As klu library is now linked to ode15i, I could test the performance of the code both in the dense and sparse case. I tested my oct-file against Matlab ode15i m-file, the C implementation of sundials examples and the m-file relying on the mex interface of sundials. Although the code still contains unefficient use of memory, I think that the results are pretty interesting.
Before going into details, I have to specify that C and mex implementations are written for solving these specific problems, so their code is highly optimized (specific Jacobian matrices are constructed directly inside functions required by IDA, while in my oct-file I receive a function that when evaluated it returns the Jacobian matrices I have to pass to IDA). In other words, solving a problem requires more time than solving the problem.

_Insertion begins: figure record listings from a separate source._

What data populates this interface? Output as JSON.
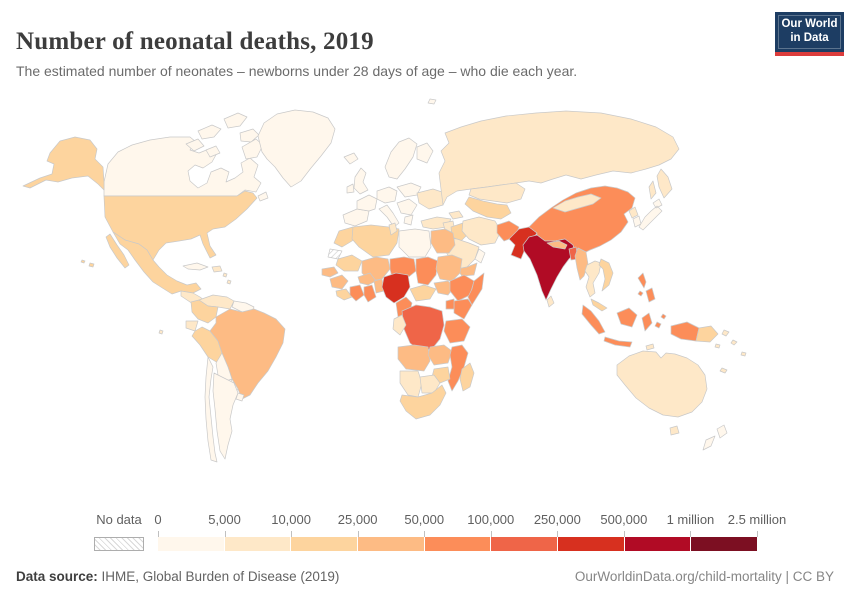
{
  "header": {
    "title": "Number of neonatal deaths, 2019",
    "subtitle": "The estimated number of neonates – newborns under 28 days of age – who die each year.",
    "logo": {
      "line1": "Our World",
      "line2": "in Data",
      "bg_color": "#1d3d63",
      "accent_color": "#dc3c3c"
    }
  },
  "legend": {
    "no_data_label": "No data",
    "tick_labels": [
      "0",
      "5,000",
      "10,000",
      "25,000",
      "50,000",
      "100,000",
      "250,000",
      "500,000",
      "1 million",
      "2.5 million"
    ],
    "colors": [
      "#fff7ec",
      "#fee8c8",
      "#fdd49e",
      "#fdbb84",
      "#fc8d59",
      "#ef6548",
      "#d7301f",
      "#b10b25",
      "#7c0f22"
    ]
  },
  "map": {
    "border_color": "#c9c9c9",
    "ocean_color": "#ffffff"
  },
  "chart_data": {
    "type": "choropleth",
    "title": "Number of neonatal deaths, 2019",
    "unit": "neonatal deaths per year",
    "legend_position": "bottom",
    "bins": [
      "0–5,000",
      "5,000–10,000",
      "10,000–25,000",
      "25,000–50,000",
      "50,000–100,000",
      "100,000–250,000",
      "250,000–500,000",
      "500,000–1 million",
      "1 million–2.5 million"
    ],
    "country_bins": {
      "Canada": 0,
      "Greenland": 0,
      "United States": 2,
      "Mexico": 2,
      "Cuba": 0,
      "Haiti": 1,
      "Caribbean": 1,
      "Central America": 1,
      "Venezuela": 1,
      "Colombia": 2,
      "Guyana": 0,
      "Ecuador": 1,
      "Peru": 2,
      "Brazil": 3,
      "Bolivia": 0,
      "Paraguay": 0,
      "Argentina": 0,
      "Chile": 0,
      "Uruguay": 0,
      "Iceland": 0,
      "United Kingdom": 0,
      "Ireland": 0,
      "Scandinavia": 0,
      "Finland": 0,
      "Iberia": 0,
      "France": 0,
      "Central Europe": 0,
      "Italy": 0,
      "Balkans": 0,
      "Greece": 0,
      "Poland": 0,
      "Eastern Europe": 1,
      "Russia": 1,
      "Svalbard": 0,
      "Kazakhstan": 1,
      "Central Asia": 2,
      "Caucasus": 1,
      "Turkey": 1,
      "Syria": 1,
      "Iraq": 2,
      "Iran": 1,
      "Saudi Arabia": 1,
      "Yemen": 3,
      "Oman": 0,
      "Afghanistan": 4,
      "Pakistan": 6,
      "India": 7,
      "Nepal": 3,
      "Bangladesh": 5,
      "Sri Lanka": 1,
      "Myanmar": 3,
      "China": 4,
      "Mongolia": 1,
      "North Korea": 1,
      "South Korea": 0,
      "Japan": 0,
      "Thailand": 1,
      "Vietnam": 2,
      "Malaysia": 2,
      "Indonesia": 4,
      "Timor": 1,
      "Papua New Guinea": 2,
      "Pacific Islands": 1,
      "Philippines": 4,
      "Australia": 1,
      "New Zealand": 0,
      "Morocco": 2,
      "Algeria": 2,
      "Tunisia": 1,
      "Libya": 0,
      "Egypt": 3,
      "Western Sahara": null,
      "Mauritania": 2,
      "Mali": 3,
      "Niger": 4,
      "Chad": 4,
      "Sudan": 3,
      "Senegal": 3,
      "Guinea": 3,
      "Sierra Leone": 2,
      "Ivory Coast": 4,
      "Ghana": 4,
      "Burkina Faso": 3,
      "Benin": 3,
      "Nigeria": 6,
      "Cameroon": 4,
      "Central African Republic": 2,
      "South Sudan": 3,
      "Ethiopia": 4,
      "Somalia": 4,
      "Kenya": 4,
      "Uganda": 4,
      "DR Congo": 5,
      "Congo": 1,
      "Tanzania": 4,
      "Angola": 3,
      "Zambia": 3,
      "Mozambique": 4,
      "Zimbabwe": 2,
      "Namibia": 1,
      "Botswana": 1,
      "South Africa": 2,
      "Madagascar": 2
    }
  },
  "footer": {
    "source_label": "Data source:",
    "source_text": " IHME, Global Burden of Disease (2019)",
    "link_text": "OurWorldinData.org/child-mortality | CC BY"
  }
}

The first test regards the solution of Robertson chemical kinetics problem, in which the Jacobian is a 3x3 dense matrix. I found a solution for RelTol = 1e-4, AbsTol = [1e-8, 1e-14, 1e-6], tspan = [0, 0.4] and I got (in mean):
0.015s for the oct-file
0.13s for the mex-file
0.002s for the C-implementation
0.19s for Matlab ode15i.
The second test regards the solution of a 2D heat equation. In this problem the Jacobian was a 100x100 sparse matrix with 330 non zero elements. I tested with RelTol = 1e-5, AbsTol = 1e-8 and tspan =[0, 0.01, 0.02, 0.04, 0.08, 0.16, 0.32, 0.64, 1.28, 2.56, 5.12, 10.24] and got:
0.42s for the oct-file
0.005s for the C-implementation
0.45s for Matlab ode15i.
Unfortunately Sundials doesn't provide a mex interface for klu, so I couldn't test a sparse mex file version for this problem.
We can now make some considerations:
-Oct-file is 10 times faster than mex-file and this confirms that mex files cannot reach the performance of an equivalent (in this case, of a more general) otc-file
-Our solver is already faster than Matlab m-file
-The C implementation is the fastest, but code is designed to solve only a specific problem. We can try to get closer to this speed.
In order to improve the performance of the solver, the next step is to try to reduce looping and the use of memory and to write a DAE class, using functors and lambda functions to avoid the use of global pointers.